Nacionalismo cultural e internacionalismo proletario. Como parte contradictoria del discurso necesario para campesinos y obre­ros, el nuevo Estado mexicano patrocina un movimiento artístico que quiere celebrar el fin de la edad media porfirista con la virtual puesta en escena de un Renacimiento casi al pie de la letra. El Doctor Atl extasía con descripciones de la Capilla Sixtina y la personalidad de Leonardo da Vinci y —en zaguanes, rellanos, patios y anfiteatros del Antiguo Colegio de San Ildefonso— Diego Rivera, José Clemente Orozco, Jean Charlot, Alva de la Canal, Amero, Fermín Revueltas, Fernando Leal, Cahero, Xavier Guerrero, Siqueiros, tra­zan apuradamente lo que entienden como la síntesis del arte clásico, la novedad (radicalizada) de la patria y la conciencia de lucha de esas multitudes tradicionalmente proscritas del arte. El nacionalismo cultural de los muralistas está, previsiblemente, situado en el porvenir: orgullo desmedido por el país que vendrá, las tradiciones que lo po­blarán, el agradecimiento que se verterá hacia los hombres que des­de los muros y los sindicatos lo gestaron sin claudicar jamás. Durante un eléctrico y extraño momento de la vida de un país latinoamerica­no, al futuro se le contempla no sólo sin piedad apocalíptica sino con envidia genuina y al futuro se le entregan los esfuerzos de liquidación del presente: energía laboral, recuperación del paisaje mexicano, re­creación de formas y colores familiares, rechazo de los prejuicios cle­ricales, fe en el Hombre Nuevo tal y como ha sido anunciado por Prometeo, Quetzalcóatl o Cristo, ridiculización de la burguesía, exaltación del trabajador y del trabajo, reivindicación temática de la vida cotidiana y las tradiciones indígenas. A la conciencia de la nacio­nalidad por la experimentación radical de un arte con vista al pueblo.

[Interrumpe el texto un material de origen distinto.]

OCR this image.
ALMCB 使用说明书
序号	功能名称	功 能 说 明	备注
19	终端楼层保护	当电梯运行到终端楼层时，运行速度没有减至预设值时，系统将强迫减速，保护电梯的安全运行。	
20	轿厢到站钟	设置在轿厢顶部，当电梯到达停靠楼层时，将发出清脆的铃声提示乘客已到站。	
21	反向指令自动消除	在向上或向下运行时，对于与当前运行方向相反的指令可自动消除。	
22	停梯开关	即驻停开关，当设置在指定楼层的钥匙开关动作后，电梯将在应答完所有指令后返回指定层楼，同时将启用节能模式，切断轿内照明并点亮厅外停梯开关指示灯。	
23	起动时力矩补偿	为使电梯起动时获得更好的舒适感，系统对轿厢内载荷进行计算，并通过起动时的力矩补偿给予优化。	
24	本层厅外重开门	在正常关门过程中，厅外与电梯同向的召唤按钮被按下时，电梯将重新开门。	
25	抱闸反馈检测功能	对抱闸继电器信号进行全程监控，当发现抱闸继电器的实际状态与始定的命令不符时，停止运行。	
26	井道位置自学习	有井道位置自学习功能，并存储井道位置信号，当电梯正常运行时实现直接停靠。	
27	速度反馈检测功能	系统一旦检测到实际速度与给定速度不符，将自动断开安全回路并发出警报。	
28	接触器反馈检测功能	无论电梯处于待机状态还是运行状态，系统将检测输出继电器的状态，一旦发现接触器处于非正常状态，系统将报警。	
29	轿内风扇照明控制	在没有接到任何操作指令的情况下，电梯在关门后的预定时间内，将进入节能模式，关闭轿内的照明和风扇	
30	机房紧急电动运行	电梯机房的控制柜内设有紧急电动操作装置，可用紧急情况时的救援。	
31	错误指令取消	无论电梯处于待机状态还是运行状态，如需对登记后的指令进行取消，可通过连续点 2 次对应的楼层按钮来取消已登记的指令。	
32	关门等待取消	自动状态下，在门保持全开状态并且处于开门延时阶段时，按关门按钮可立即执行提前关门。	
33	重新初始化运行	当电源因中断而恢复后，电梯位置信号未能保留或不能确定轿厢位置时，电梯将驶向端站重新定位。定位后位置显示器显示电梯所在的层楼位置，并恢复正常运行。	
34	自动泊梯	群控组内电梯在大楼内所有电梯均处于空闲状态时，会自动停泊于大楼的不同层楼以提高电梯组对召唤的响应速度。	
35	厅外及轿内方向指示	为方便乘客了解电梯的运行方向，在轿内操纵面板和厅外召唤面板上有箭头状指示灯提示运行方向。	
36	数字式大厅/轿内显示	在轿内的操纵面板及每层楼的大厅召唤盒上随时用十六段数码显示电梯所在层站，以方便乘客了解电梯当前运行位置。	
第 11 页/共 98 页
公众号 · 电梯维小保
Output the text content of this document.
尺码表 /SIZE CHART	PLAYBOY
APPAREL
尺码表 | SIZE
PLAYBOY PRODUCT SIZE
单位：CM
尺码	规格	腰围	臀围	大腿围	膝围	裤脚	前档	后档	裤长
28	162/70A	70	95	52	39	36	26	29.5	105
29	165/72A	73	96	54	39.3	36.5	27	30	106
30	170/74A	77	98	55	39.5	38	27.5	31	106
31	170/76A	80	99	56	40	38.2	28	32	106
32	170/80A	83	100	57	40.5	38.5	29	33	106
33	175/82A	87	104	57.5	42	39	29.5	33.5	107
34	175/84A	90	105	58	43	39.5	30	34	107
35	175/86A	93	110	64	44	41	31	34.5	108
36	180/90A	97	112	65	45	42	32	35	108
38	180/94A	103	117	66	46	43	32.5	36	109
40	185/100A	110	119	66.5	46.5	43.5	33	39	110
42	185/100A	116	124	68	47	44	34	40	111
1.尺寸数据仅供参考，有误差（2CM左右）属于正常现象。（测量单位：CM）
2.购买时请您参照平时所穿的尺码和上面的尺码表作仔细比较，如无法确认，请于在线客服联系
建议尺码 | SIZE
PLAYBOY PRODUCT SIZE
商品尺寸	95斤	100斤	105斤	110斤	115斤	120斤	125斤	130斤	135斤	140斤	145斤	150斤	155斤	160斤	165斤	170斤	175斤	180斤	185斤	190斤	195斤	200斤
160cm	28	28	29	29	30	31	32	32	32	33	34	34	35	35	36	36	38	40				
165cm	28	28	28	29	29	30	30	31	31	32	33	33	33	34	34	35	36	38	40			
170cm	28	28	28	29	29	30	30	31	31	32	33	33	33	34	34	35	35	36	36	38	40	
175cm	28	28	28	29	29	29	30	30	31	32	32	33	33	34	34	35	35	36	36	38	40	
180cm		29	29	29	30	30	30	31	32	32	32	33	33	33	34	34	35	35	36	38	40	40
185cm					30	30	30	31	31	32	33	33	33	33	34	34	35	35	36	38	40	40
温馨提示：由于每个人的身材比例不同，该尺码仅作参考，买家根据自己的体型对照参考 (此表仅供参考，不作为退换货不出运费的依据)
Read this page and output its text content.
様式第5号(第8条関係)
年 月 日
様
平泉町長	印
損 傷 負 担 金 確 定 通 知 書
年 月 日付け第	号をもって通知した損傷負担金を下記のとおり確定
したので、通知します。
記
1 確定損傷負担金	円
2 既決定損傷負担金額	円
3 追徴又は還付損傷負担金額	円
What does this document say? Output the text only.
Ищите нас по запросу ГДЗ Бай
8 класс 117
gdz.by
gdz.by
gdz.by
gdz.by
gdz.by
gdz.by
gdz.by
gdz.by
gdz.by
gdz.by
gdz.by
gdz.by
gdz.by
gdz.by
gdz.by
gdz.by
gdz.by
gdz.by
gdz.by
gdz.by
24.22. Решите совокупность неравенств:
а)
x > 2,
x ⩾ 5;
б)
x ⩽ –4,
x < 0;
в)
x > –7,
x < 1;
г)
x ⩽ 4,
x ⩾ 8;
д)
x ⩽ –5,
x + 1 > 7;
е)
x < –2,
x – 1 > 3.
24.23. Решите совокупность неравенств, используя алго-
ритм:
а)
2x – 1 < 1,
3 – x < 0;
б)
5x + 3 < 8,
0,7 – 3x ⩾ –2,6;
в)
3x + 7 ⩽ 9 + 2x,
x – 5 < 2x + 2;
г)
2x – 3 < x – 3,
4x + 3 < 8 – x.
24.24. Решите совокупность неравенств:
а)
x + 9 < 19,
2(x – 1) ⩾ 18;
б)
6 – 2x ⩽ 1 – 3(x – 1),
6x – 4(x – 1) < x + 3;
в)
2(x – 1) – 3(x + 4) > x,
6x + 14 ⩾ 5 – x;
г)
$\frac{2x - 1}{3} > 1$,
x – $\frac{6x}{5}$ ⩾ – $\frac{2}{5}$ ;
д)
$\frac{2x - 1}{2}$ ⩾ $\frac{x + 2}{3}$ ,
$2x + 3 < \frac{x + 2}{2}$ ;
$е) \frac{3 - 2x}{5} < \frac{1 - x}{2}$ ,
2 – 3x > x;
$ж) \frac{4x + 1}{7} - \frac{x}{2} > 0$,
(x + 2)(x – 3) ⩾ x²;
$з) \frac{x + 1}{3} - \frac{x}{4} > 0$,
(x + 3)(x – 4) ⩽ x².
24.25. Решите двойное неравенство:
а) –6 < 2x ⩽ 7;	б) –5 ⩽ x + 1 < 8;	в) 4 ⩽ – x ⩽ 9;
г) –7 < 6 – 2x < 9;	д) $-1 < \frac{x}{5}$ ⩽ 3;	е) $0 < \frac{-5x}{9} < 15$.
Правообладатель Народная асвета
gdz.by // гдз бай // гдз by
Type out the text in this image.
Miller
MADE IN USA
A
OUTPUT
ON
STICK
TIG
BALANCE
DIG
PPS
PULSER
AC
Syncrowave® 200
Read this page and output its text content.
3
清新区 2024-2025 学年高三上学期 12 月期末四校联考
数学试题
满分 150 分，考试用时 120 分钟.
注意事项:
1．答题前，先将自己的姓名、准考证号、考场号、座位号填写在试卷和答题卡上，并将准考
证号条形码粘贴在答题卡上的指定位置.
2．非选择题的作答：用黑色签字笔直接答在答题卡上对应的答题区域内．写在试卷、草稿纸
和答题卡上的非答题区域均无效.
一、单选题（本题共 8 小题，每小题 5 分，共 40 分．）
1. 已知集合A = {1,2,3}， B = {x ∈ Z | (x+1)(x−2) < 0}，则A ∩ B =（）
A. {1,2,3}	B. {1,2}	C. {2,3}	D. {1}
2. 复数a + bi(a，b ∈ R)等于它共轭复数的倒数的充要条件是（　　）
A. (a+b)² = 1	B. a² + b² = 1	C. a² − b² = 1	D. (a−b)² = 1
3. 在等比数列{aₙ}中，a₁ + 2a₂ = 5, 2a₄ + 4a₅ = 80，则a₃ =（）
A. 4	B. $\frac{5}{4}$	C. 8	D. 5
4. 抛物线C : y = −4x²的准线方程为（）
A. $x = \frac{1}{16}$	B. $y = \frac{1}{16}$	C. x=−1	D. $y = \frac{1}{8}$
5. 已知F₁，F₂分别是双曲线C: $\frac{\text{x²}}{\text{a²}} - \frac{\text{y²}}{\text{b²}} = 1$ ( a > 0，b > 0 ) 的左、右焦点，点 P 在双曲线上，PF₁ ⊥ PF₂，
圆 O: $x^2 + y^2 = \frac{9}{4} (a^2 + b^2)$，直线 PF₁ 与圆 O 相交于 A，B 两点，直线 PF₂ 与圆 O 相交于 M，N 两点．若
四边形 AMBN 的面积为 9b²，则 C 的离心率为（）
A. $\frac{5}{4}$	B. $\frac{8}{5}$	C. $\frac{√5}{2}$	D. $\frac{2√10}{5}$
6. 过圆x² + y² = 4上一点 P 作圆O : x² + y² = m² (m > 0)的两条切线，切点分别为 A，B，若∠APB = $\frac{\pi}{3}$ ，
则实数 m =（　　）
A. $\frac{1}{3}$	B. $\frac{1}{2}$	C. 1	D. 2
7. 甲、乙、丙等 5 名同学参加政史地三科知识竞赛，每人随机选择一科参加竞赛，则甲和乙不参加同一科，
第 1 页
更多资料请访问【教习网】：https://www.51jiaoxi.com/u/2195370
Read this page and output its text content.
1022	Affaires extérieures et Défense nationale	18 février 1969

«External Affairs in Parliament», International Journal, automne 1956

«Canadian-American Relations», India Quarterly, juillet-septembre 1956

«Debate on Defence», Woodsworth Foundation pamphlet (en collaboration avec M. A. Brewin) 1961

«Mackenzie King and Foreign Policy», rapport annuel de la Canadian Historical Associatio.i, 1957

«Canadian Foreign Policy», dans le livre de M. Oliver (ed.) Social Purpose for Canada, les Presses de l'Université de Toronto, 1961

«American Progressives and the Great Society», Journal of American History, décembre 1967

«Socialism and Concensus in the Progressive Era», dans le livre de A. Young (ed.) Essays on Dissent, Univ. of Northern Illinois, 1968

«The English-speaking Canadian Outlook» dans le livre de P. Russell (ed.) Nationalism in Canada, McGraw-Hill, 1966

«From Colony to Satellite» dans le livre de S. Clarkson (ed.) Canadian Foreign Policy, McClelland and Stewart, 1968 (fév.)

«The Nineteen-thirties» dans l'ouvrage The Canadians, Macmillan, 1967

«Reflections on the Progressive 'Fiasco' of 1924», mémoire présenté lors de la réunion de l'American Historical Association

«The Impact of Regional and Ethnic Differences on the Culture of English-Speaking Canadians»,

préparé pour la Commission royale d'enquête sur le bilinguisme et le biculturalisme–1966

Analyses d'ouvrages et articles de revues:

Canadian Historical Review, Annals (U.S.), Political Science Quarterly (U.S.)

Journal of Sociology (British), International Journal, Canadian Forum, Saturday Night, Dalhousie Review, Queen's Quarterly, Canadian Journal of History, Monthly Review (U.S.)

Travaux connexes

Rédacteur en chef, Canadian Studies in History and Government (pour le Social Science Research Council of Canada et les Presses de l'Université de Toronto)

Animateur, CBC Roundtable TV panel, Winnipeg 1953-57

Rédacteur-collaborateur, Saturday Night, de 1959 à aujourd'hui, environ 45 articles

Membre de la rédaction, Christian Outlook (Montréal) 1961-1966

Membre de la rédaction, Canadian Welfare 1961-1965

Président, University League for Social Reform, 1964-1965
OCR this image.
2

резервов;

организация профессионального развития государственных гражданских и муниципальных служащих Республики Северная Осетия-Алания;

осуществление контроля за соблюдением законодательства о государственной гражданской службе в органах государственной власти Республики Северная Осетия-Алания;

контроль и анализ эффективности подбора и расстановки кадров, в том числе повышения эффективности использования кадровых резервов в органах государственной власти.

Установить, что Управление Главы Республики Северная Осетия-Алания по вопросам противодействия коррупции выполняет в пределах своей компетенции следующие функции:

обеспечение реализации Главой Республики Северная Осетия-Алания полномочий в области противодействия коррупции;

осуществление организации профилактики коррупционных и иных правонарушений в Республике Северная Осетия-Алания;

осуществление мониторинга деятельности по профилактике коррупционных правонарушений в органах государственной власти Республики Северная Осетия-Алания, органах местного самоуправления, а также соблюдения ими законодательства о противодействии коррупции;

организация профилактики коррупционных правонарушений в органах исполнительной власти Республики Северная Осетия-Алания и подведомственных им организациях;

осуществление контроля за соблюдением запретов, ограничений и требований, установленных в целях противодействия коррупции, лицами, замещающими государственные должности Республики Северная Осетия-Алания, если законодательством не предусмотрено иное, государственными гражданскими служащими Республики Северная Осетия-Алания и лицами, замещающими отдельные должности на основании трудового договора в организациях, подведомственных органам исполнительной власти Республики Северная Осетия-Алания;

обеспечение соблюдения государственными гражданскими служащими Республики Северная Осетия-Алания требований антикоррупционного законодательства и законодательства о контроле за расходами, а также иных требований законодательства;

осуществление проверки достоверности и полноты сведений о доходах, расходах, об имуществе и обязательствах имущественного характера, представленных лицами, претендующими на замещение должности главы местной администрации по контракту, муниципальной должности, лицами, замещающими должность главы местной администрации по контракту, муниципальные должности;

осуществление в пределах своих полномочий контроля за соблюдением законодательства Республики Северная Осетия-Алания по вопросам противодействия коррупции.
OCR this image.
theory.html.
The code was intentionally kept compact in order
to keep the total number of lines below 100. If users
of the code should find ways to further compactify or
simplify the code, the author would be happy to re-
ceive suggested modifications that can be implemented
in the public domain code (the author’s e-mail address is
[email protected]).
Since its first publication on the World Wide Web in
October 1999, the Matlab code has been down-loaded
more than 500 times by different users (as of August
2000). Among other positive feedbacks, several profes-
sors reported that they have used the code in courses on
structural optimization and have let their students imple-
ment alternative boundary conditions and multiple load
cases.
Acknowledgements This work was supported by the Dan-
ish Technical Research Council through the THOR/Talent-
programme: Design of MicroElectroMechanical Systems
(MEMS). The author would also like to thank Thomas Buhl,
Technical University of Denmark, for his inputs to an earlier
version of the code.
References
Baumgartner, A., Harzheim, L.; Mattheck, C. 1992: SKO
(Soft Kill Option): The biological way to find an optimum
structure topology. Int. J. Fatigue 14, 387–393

La autocelebración es necesaria y compensatoria: ni intelectuales del Establishment ni público logran captar el tamaño de la esperanza y del esfuerzo. La autocelebración es personal y es de tendencia esté­tica y línea ideológica: muchos de los pintores ingresan al Partido Comunista de México ávidos de robustecer institucionalmente sus visiones hazañosas y de reafirmar su condición de trabajadores de overol y sobre los andamios.

La revolución artística está en-marcha. Las diversas tendencias del muralismo convocan a la incredulidad, el disgusto y la irritación de su primer público burgués que, abominando de la «doble imposi­ción»: estética e ideológica, llama «monotes» a los murales, observa con falsa y verdadera indignación las personalidades exaltadas de los pintores y retrocede (agradecida en el fondo) ante sus variados dones propagandísticos. En la Ciudad de México, el muralismo es, antes que nada, un espectáculo que se sirve con pareja vehemencia de la política y el arte, y al que se unifica y se asimila por vía del culto a la personalidad: el muralismo es eso que hacen Diego, Orozco y Siqueiros en la Secretaría de Educación, el Palacio de Bellas Artes, el Palacio Nacional, la Suprema Corte de Justicia, el «feísmo» monu­mental de los «pintamonas» bolcheviques. Las reacciones estéticas también pueden ser violentas: grupos de estudiantes arrojan de la Preparatoria a Siqueiros y Orozco y dañan gravemente los murales a palos, pedradas y navajazos. El odio y la admiración, inexorablemen­te, unifican el movimiento, le atribuyen la homogeneidad tiránica que mega o vuelve inaudibles las querellas, las polémicas intermina­bles donde todos se acusan de todo y donde el propio Orozco rede- fine al muralismo como «negocio político-académico-turístico».

¿Qué pretendemos?

Vamos a producir un arte que por su forma material sea físicamente capaz de rendir un máximo servicio público. Formas de verdadero arte para las más amplias y alejadas capas de la población. Comercialización de éste sobre la base de las posibilidades reales de las masas en cada país. Así pondremos fin al elitismo burgués del arte europeo y a la li­mitación burocrático-turística del arte mexicano. Así acabaremos con el utópico purismo del primero y con el oportunismo demagógico del se­gundo. Así pondremos fin al superficial floklorísmo, al arte mexican cu­rios ahora predominante en México, para sustituirlo por un arte que sea el fruto de la captación del panorama internacional de las plata­formas de antecedentes y elementos locales. Vamos a impulsar el aprendizaje de la pintura mural exterior, pública, en la calle y bajo el sol, en los costados libres de los altos edificios, donde ahora se colocan affiches comerciales, estratégicamente ubicada frente a las masas, mecánicamente producida y materialmente adaptada a las realidades de la construcción moderna. Así pondremos fin al muralismo mexica­no, arcaico en su técnica, turístico y burocrático en su proyección so­cial, recóndito en su ubicación, que sale de sus catacumbas sólo en monografías selectas, para goce exclusivo de amateurs extranjeros. Así, además, nos prepararemos para el futuro próximo de la sociedad, pues en éste una forma tal de arte tendrá preferente desarrollo por su eficacia como expresión de arte para las multitudes en acción diaria.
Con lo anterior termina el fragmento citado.